Each time we’re betrayed, we feel it deeply. It shakes our trust in not only betrayers, but in situations that resemble those in which we were betrayed previously. If you were betrayed in a prior relationship, you probably entered your current one with more caution. Alternatively, you may avoid relationships all together due to past experiences of betrayal that result in present-day fear of being betrayed again.
Why We Take March Personally
With its fickle patterns and untrustworthy ways, March is the ultimate betrayer. We develop a lot of reactive emotions to stories like these:
Texas gardener Janice was delighted to see her redbud trees and mountain laurels explode into color. She’d done everything right to protect her trees through the winter and had waited patiently for the reward of spring. That grape soda fragrance of mountain laurel trees was intoxicating, and she smiled as she sipped her Hill Country wine while gazing into her backyard. Then a deep freeze set in and kill all of the beautiful blossoms.
Father of two Daniel had traveled to Kansas City from his home in Rhode Island for business. He’d promised his daughter that he’d be home for her Friday night basketball game of the season. When a Saskatchewan Screamer so severe that the Weather Channel gave it a name (we’ll call it ‘Ophelia’ for our purposes) blew into Chicago, Daniel’s flight through O’Hare was canceled until the following Sunday.
Who among us doesn’t feel rage at the unfairness to Janice and Daniel, helpless victims to the betrayal of March weather?
The Cycle of Our March Weather Response
That reaction we have that’s deeply personal, offended, angry at the weather? In our irrational networks of emotions, we’re reliving every single instant of betrayal we’ve faced in life. Memory networks just know how betrayal feels. In the moment when we’re experiencing it, the weather feels somehow personal. We may follow a cycle that goes something like this:
Phase 1 – We get mad at ourselves for becoming upset about the weather.

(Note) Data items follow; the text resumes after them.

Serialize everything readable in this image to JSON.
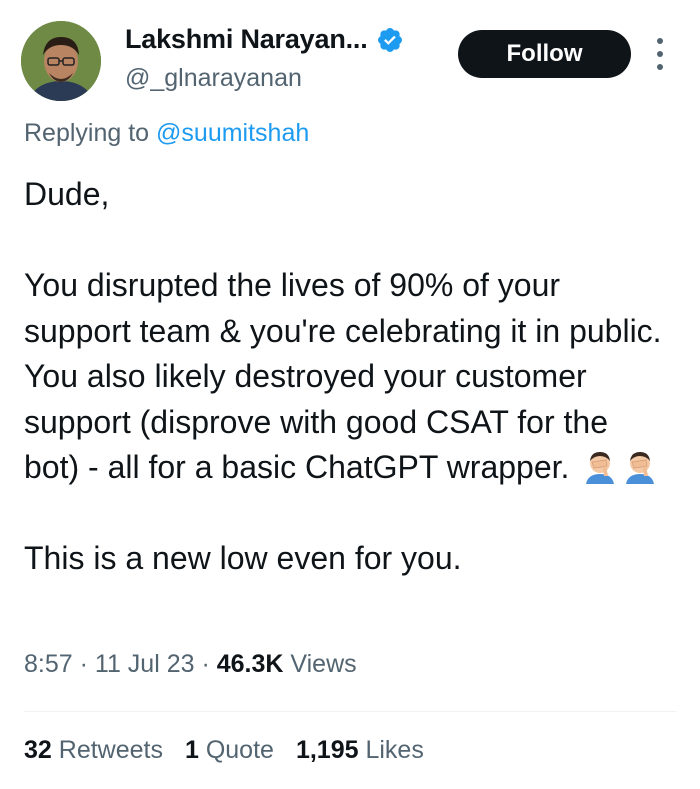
{
  "author": {
    "display_name": "Lakshmi Narayan...",
    "handle": "@_glnarayanan",
    "verified_icon": "verified-badge-icon",
    "avatar": "profile-photo"
  },
  "actions": {
    "follow_label": "Follow",
    "more_icon": "more-vertical-icon"
  },
  "reply": {
    "prefix": "Replying to ",
    "mention": "@suumitshah"
  },
  "tweet": {
    "text": "Dude,\n\nYou disrupted the lives of 90% of your support team & you're celebrating it in public. You also likely destroyed your customer support (disprove with good CSAT for the bot) - all for a basic ChatGPT wrapper.",
    "emojis": [
      "face-palm-icon",
      "face-palm-icon"
    ],
    "closing": "This is a new low even for you."
  },
  "meta": {
    "time": "8:57",
    "sep1": " · ",
    "date": "11 Jul 23",
    "sep2": " · ",
    "views_count": "46.3K",
    "views_label": " Views"
  },
  "stats": {
    "retweets_count": "32",
    "retweets_label": " Retweets",
    "quotes_count": "1",
    "quotes_label": " Quote",
    "likes_count": "1,195",
    "likes_label": " Likes"
  },
  "colors": {
    "text_primary": "#0f1419",
    "text_secondary": "#536471",
    "accent": "#1d9bf0",
    "button_bg": "#0f1419"
  }
}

Phase 2 – We feel ashamed and sad because we don’t just shake it.
Phase 3 – We make a concerted effort to not allow our moods to be affected by weather.
Phase 4 – We see the weather report that another storm is on the heels of the one that just killed our plants or dumped a foot of snow on us.
Phase 5 – We scream expletives or begin weeping uncontrollably. Anger has moved to a sense of helplessness.
Sounds like reactions to other forms of betrayal to me.
Whereas the perfect fix would be to spend March in a warmer clime, that’s not always the option. Obviously, weather passes. Blooms that are killed by freezes are sad; particularly for the gardeners who patiently tend the plants and trees on which they grow. Moms and dads make it home and make it up to their kids. Heavy snow is an inconvenience to everyone outside of the ski resorts and snow removal industry; but not usually much else.
Yet, a season for transition is upon us in March. Much is shifting and awakening as the longer days warm the earth and air. I’ll be tracking the spring from my home in New England, writing of things that the changing spirit of the season moves in me.
Hope April Fool’s Day doesn’t bring another blizzard like we had in ’97.